Il fera constater, par un docteur en médecine ou en chirurgie, et, à leur défaut, par un officier de santé, employé pour les actes de l'état civil ou de la police judiciaire, ou attaché à un hospice militaire ou civil, si le sujet n'a aucune infirmité et s'il est d'une . constitution robuste; cette formalité remplie, il lui délivrera, s'il le reconnaît bon pour le service, un certificat conforme au modèle n.° 4.

Muni de cette pièce, qui constate son acceptation par l'autorité militaire, l'homaie se présentera devant l'officier de l'état civil, qui seul, d'après la loi, est appelé à dresser l'acte d'engagement.

10. Indépendamment de son certificat d'acceptation par l'autorité militaire, l'engagé volontaire devra justifier à l'officier de l'état civil, de son âge, par des pièces authentiques, et produire un certificat du maire de sa commune, visé par le juge de paix du

canton, et constatant,

1.° Qu'il jouit de ses droits civils;

2.° Qu'il est de bonnes vie et mœurs;

3.° Qu'il n'a été appelé ni pour le service de terre ni pour celui de mer, (ou bien) qu'il est libéré de l'un et de l'autre service.

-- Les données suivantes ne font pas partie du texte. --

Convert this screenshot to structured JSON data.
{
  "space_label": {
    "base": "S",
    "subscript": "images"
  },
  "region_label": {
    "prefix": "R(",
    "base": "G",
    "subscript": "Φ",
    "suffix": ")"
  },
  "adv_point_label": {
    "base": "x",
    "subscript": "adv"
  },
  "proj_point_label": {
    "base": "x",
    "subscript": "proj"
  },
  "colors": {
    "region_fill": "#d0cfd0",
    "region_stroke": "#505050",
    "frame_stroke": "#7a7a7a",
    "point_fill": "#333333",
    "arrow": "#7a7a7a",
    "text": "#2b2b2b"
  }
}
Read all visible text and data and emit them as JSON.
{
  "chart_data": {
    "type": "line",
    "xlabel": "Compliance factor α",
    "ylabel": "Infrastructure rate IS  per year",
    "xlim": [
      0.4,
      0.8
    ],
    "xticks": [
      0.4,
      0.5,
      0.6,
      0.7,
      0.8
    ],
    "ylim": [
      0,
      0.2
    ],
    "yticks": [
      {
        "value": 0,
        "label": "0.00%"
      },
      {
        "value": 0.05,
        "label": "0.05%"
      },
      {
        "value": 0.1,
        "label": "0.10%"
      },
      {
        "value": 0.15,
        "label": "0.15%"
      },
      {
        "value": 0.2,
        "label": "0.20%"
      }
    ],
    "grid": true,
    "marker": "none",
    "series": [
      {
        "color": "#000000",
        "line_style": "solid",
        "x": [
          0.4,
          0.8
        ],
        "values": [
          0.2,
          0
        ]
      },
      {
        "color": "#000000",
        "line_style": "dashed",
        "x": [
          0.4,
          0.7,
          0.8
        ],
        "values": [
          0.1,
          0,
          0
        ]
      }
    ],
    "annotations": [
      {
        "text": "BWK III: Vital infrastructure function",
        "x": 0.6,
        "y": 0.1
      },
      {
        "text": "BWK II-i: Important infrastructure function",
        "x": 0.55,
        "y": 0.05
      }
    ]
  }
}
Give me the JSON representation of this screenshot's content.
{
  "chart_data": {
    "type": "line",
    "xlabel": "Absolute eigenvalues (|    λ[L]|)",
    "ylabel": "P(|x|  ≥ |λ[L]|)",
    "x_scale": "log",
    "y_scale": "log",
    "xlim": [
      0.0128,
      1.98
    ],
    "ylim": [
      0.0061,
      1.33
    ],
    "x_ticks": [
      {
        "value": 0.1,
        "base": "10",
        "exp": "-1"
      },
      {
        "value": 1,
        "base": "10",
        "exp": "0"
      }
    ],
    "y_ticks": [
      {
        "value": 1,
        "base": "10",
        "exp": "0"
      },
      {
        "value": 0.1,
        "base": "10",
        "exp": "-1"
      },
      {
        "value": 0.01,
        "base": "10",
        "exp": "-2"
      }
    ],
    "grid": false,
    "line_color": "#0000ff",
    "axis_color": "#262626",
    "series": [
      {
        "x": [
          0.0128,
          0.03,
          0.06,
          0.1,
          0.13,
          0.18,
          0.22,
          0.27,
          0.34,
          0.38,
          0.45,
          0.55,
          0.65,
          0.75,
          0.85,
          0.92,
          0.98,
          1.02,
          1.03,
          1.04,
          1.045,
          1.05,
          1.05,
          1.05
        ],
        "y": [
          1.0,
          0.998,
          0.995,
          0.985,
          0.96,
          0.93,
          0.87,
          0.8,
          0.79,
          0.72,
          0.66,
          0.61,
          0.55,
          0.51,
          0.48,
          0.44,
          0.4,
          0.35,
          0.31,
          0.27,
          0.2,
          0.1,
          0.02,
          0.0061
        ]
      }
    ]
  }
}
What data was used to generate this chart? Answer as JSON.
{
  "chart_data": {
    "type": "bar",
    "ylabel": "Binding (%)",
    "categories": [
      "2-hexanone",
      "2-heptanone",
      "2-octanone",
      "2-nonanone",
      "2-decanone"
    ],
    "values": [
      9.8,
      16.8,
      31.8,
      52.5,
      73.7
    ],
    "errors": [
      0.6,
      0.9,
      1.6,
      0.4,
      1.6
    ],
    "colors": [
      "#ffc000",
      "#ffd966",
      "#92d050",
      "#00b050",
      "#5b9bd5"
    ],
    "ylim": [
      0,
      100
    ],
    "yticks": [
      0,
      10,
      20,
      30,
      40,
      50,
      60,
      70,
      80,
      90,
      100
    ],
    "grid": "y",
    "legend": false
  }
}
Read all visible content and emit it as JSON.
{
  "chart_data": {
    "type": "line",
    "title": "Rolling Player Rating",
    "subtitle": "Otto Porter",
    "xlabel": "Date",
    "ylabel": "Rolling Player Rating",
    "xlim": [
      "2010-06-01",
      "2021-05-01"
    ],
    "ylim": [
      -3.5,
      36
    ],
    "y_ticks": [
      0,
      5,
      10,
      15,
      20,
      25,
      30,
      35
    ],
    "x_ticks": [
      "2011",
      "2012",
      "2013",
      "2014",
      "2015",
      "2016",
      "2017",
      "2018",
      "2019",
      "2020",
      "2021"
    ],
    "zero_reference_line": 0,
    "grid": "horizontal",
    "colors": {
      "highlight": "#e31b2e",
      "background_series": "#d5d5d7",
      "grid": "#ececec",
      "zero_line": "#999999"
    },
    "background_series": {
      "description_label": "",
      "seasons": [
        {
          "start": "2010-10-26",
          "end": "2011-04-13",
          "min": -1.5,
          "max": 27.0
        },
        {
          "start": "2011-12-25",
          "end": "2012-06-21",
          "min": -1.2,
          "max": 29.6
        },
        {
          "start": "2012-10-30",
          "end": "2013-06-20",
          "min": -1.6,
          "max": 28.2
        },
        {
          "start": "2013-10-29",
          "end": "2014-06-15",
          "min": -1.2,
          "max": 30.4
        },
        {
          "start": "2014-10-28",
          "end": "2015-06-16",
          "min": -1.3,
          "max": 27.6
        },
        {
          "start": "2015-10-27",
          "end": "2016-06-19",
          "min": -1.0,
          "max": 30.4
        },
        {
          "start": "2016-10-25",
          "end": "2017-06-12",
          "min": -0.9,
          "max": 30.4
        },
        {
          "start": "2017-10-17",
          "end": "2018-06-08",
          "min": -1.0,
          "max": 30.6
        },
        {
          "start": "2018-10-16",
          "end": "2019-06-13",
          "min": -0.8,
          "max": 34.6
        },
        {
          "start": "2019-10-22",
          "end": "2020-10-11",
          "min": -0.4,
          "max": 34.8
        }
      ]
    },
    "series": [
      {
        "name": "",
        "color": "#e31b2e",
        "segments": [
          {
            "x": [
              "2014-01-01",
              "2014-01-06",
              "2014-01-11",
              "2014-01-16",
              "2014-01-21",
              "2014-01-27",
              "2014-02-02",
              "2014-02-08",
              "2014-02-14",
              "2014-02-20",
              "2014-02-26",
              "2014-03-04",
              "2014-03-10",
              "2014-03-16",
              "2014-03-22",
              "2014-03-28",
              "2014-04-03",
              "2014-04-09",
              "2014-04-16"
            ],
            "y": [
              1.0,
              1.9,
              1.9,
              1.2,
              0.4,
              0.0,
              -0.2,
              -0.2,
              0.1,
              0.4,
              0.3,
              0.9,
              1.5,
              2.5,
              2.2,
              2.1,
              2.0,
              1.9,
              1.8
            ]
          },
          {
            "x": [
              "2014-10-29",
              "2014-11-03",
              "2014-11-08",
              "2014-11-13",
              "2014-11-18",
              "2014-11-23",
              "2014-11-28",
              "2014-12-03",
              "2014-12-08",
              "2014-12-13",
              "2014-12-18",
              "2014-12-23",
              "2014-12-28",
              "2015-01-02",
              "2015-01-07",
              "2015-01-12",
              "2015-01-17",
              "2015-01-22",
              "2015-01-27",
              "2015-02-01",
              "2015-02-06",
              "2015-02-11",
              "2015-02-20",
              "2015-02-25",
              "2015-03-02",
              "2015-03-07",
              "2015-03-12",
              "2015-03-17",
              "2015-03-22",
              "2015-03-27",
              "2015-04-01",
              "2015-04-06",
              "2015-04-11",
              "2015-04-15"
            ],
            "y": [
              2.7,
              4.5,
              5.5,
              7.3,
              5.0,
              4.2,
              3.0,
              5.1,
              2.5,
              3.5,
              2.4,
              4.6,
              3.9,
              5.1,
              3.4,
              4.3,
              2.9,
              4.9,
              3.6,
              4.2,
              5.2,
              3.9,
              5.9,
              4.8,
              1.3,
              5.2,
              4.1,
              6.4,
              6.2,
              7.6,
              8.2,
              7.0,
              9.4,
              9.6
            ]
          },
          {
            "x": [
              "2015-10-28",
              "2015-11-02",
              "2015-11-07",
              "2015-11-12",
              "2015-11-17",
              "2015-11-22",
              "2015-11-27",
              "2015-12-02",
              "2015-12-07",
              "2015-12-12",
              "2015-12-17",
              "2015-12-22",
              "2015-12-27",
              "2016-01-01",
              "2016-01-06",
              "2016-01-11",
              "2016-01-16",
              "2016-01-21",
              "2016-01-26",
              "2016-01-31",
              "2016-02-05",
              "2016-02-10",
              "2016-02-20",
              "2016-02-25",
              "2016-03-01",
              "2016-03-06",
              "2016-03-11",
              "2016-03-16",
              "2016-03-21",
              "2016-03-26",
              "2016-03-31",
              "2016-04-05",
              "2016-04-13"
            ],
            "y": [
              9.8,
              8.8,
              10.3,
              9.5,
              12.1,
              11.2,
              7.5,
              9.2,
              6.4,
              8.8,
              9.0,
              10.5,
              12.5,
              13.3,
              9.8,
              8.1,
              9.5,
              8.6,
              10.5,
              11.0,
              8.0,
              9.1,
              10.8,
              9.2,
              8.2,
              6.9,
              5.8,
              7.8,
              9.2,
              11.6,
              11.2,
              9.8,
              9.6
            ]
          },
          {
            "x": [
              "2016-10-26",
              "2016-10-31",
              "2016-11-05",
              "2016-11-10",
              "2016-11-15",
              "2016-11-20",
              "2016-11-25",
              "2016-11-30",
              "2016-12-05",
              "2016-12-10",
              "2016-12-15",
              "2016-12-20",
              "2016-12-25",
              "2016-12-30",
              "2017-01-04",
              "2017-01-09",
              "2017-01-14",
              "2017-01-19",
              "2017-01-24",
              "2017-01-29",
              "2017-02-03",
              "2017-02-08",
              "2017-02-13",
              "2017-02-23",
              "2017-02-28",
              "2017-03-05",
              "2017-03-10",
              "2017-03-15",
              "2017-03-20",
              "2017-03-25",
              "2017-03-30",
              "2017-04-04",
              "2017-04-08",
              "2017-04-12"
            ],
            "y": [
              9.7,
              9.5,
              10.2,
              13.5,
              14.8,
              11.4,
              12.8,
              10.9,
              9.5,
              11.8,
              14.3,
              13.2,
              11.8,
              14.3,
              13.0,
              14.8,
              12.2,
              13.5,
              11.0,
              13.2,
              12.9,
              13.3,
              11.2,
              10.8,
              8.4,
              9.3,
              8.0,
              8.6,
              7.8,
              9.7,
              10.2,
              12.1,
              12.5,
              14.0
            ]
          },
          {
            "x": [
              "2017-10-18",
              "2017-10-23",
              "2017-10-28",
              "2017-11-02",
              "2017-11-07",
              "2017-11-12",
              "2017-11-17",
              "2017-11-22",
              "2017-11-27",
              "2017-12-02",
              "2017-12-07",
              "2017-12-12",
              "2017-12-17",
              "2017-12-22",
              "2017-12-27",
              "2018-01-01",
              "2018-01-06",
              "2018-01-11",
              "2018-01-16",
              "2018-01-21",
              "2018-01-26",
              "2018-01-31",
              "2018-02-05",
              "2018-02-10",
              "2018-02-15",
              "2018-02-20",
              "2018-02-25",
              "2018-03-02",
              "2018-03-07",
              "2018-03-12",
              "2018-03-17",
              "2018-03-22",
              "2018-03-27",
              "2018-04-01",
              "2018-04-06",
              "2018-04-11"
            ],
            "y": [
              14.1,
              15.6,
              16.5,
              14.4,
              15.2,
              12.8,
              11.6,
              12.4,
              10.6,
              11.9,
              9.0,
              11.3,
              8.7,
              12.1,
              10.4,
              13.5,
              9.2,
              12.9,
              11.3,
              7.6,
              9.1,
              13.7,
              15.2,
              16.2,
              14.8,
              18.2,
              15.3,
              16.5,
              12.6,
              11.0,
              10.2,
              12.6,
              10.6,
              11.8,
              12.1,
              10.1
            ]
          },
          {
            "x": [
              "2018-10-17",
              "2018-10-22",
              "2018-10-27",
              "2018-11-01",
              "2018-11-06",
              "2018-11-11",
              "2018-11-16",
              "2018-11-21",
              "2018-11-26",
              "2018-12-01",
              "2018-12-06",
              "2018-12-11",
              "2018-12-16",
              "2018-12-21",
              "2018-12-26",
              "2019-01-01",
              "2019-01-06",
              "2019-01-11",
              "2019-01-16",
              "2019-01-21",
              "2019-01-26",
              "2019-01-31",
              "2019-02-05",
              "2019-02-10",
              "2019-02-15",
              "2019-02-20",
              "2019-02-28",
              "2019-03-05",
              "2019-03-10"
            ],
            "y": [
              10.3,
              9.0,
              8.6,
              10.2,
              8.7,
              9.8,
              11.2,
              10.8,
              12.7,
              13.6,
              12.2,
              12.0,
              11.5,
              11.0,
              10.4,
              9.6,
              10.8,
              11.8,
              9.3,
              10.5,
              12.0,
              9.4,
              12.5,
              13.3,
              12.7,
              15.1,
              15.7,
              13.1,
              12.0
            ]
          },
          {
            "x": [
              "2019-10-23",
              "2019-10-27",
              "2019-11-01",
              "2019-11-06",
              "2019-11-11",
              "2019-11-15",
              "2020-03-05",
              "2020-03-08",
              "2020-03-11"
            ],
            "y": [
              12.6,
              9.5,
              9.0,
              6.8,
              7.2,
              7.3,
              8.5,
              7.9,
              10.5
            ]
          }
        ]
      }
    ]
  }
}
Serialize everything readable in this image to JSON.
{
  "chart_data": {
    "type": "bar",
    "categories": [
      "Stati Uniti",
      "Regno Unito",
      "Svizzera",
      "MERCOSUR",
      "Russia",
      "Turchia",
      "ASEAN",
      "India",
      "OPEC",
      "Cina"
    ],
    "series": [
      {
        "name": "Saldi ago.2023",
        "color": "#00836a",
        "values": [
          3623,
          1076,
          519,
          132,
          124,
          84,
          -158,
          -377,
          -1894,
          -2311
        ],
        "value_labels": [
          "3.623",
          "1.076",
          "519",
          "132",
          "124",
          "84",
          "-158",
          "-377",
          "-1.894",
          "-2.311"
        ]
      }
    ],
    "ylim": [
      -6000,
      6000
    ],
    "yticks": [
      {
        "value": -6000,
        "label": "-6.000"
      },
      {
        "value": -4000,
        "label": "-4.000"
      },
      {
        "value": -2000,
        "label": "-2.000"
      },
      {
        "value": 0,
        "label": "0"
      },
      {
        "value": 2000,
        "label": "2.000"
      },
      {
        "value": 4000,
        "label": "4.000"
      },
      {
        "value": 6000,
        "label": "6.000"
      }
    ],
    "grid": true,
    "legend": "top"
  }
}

Quant aux jeunes gens désignés pour faire partie des contingens, qui demanderaient à devancer le moment de leur mise en activité, Sa Majesté se réserve de leur accorder cette faculté; et il sera fait mention de ce qui les concerne, dans l'instruction sur les appels.

11. Les officiers de l'état civil exigeront, en outre,

1. Des individus qui ne sont pas Français de naissance, une copie authentique de leurs lettres de naturalisation;

2.o Des hommes qui ont déjà servi, le congé absolu qui a dû leur être délivré, ou si ces hommes ont fait partie des corps licenciés en 1815, et ne sont pas porteurs de congés absolus, un certificat du maire de leur commune, visé par le sous-préfet, portant qu'ils n'ont pas repris du service depuis le mois d'août de la même année, soit comme ayant été rappelés, soit à tout autre titre ;

3.o Des inscrits maritimes, un acte de déclassement, signé par le commissaire de l'inscription maritime de leur quartier, ou un certificat du même, portant que le ministre de la marine les autorise à prendre du service dans les troupes de terre ;

4. Des hommes qui se présentent comme ouvriers pour entrer dans un des corps désignés dans l'article 6 de la présente instruction, un certificat de deux maîtres-ouvriers, constatant qu'ils ont fait leur apprentissage.